Dynamic and adaptive cancer stem cell population admixture in colorectal neoplasia.
Vasquez EG., Nasreddin N., Valbuena GN., Mulholland EJ., Belnoue-Davis HL., Eggington HR., Schenck RO., Wouters VM., Wirapati P., Gilroy K., Lannagan TRM., Flanagan DJ., Najumudeen AK., Omwenga S., McCorry AMB., Easton A., Koelzer VH., East JE., Morton D., Trusolino L., Maughan T., Campbell AD., Loughrey MB., Dunne PD., Tsantoulis P., Huels DJ., Tejpar S., Sansom OJ., Leedham SJ.

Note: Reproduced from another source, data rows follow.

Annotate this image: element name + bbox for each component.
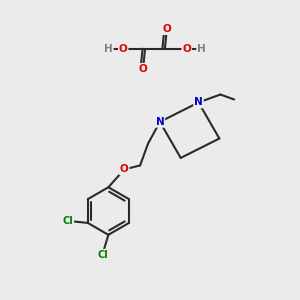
Text: H: H <box>197 44 206 54</box>
Text: O: O <box>120 164 129 174</box>
Text: Cl: Cl <box>63 216 74 226</box>
Text: O: O <box>182 44 191 54</box>
Text: N: N <box>194 98 203 107</box>
Text: O: O <box>119 44 128 54</box>
Text: O: O <box>163 24 171 34</box>
Text: N: N <box>155 117 164 127</box>
Text: H: H <box>104 44 113 54</box>
Text: Cl: Cl <box>97 250 108 260</box>
Text: O: O <box>139 64 147 74</box>
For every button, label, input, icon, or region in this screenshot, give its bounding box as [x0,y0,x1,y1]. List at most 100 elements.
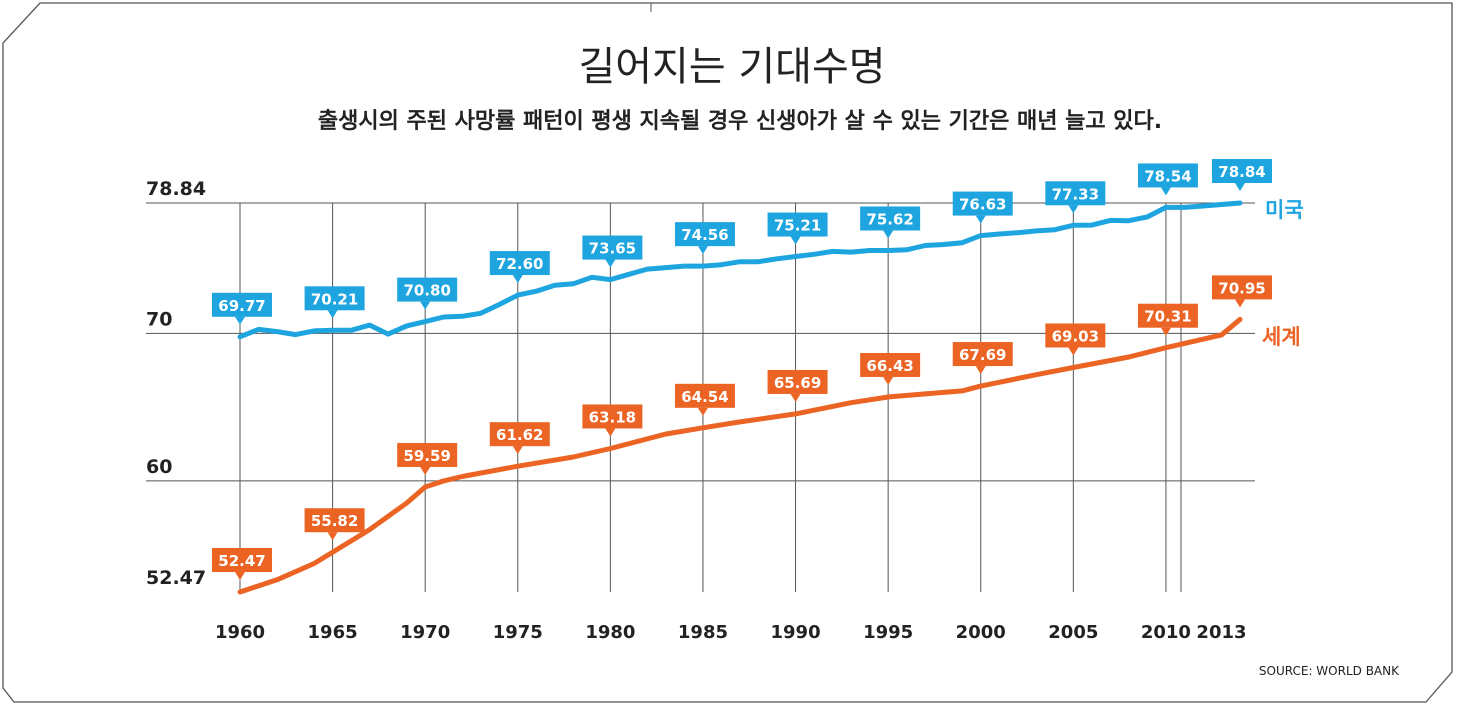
x-tick-label: 2000 [956,622,1006,643]
data-label-us: 76.63 [952,191,1013,224]
data-label-us: 77.33 [1045,181,1106,214]
data-label-text: 63.18 [589,408,636,426]
data-label-text: 76.63 [959,196,1006,214]
data-label-us: 70.80 [397,277,458,310]
data-label-text: 75.21 [774,217,821,235]
y-tick-label: 78.84 [146,178,206,200]
series-name-us: 미국 [1265,198,1304,222]
data-label-us: 72.60 [489,251,550,284]
data-label-text: 74.56 [681,226,728,244]
data-label-text: 66.43 [866,357,913,375]
data-label-box [489,251,550,276]
data-label-pointer [883,230,894,239]
data-label-pointer [327,310,338,319]
x-tick-label: 1965 [308,622,358,643]
data-label-pointer [420,466,431,475]
data-label-pointer [697,407,708,416]
data-label-box [767,369,828,394]
data-label-box [860,206,921,231]
data-label-box [304,508,365,533]
series-name-world: 세계 [1262,325,1301,349]
data-label-us: 69.77 [212,292,272,325]
data-label-text: 61.62 [496,426,543,444]
data-label-us: 70.21 [304,286,365,319]
data-label-pointer [1160,187,1171,196]
data-label-pointer [605,428,616,437]
data-label-box [674,383,735,408]
data-label-us: 74.56 [674,222,735,255]
data-labels: 69.77 70.21 70.80 72.60 73.65 74.56 75.21 75.62… [212,159,1272,580]
data-label-pointer [790,236,801,245]
data-label-box [1045,181,1106,206]
data-label-pointer [1160,327,1171,336]
data-label-world: 70.95 [1212,275,1272,308]
data-label-pointer [1235,299,1245,308]
x-tick-label: 1970 [400,622,450,643]
y-tick-label: 52.47 [146,567,206,589]
data-label-box [952,342,1013,367]
data-label-pointer [697,246,708,255]
chart-title: 길어지는 기대수명 [578,44,885,90]
x-tick-label: 1960 [215,622,265,643]
data-label-box [212,292,272,317]
data-label-us: 78.84 [1212,159,1272,191]
data-label-text: 78.54 [1144,167,1191,185]
data-label-world: 61.62 [489,422,550,455]
data-label-world: 66.43 [860,352,921,385]
data-label-world: 69.03 [1045,323,1106,356]
y-tick-label: 70 [146,308,172,330]
data-label-text: 72.60 [496,255,543,273]
data-label-text: 69.77 [218,297,265,315]
data-label-text: 73.65 [589,240,636,258]
data-label-pointer [1068,205,1079,214]
data-label-text: 70.21 [311,290,358,308]
data-label-world: 67.69 [952,342,1013,375]
data-label-pointer [512,275,523,284]
x-tick-label: 1990 [771,622,821,643]
data-label-text: 55.82 [311,512,358,530]
data-label-box [489,422,550,447]
data-label-box [397,277,458,302]
data-label-pointer [235,572,245,580]
data-label-text: 65.69 [774,374,821,392]
data-label-world: 52.47 [212,548,272,580]
data-label-world: 59.59 [397,442,458,475]
x-axis-ticks: 1960 1965 1970 1975 1980 1985 1990 1995 2000 2005… [215,622,1247,643]
data-label-box [767,212,828,237]
data-label-box [1212,159,1272,183]
gridlines [146,202,1255,592]
data-label-box [1045,323,1106,348]
data-label-text: 52.47 [218,552,265,570]
x-tick-label: 1980 [585,622,635,643]
data-label-pointer [420,301,431,310]
data-label-pointer [1068,347,1079,356]
data-label-world: 70.31 [1137,303,1198,336]
data-label-box [952,191,1013,216]
data-label-text: 69.03 [1052,327,1099,345]
data-label-pointer [327,532,338,541]
source-note: SOURCE: WORLD BANK [1259,664,1400,678]
series-lines [237,200,1243,595]
data-label-text: 67.69 [959,346,1006,364]
x-tick-label: 2013 [1196,622,1246,643]
data-label-box [582,235,643,260]
data-label-world: 64.54 [674,383,735,416]
data-label-world: 55.82 [304,508,365,541]
data-label-box [212,548,272,572]
x-tick-label: 1995 [863,622,913,643]
data-label-pointer [512,446,523,455]
data-label-text: 70.80 [403,282,450,300]
y-axis-ticks: 78.84 70 60 52.47 [146,178,206,589]
data-label-world: 65.69 [767,369,828,402]
data-label-pointer [1235,183,1245,191]
y-tick-label: 60 [146,456,172,478]
data-label-box [1137,303,1198,328]
data-label-pointer [790,393,801,402]
data-label-box [860,352,921,377]
data-label-box [1137,163,1198,188]
series-line-us [237,200,1243,340]
x-tick-label: 1975 [493,622,543,643]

Intestinal homeostasis is underpinned by LGR5+ve crypt-base columnar stem cells (CBCs), but following injury, dedifferentiation results in the emergence of LGR5-ve regenerative stem cell populations (RSCs), characterized by fetal transcriptional profiles. Neoplasia hijacks regenerative signaling, so we assessed the distribution of CBCs and RSCs in mouse and human intestinal tumors. Using combined molecular-morphological analysis, we demonstrate variable expression of stem cell markers across a range of lesions. The degree of CBC-RSC admixture was associated with both epithelial mutation and microenvironmental signaling disruption and could be mapped across disease molecular subtypes. The CBC-RSC equilibrium was adaptive, with a dynamic response to acute selective pressure, and adaptability was associated with chemoresistance. We propose a fitness landscape model where individual tumors have equilibrated stem cell population distributions along a CBC-RSC phenotypic axis. Cellular plasticity is represented by position shift along this axis and is influenced by cell-intrinsic, extrinsic, and therapeutic selective pressures.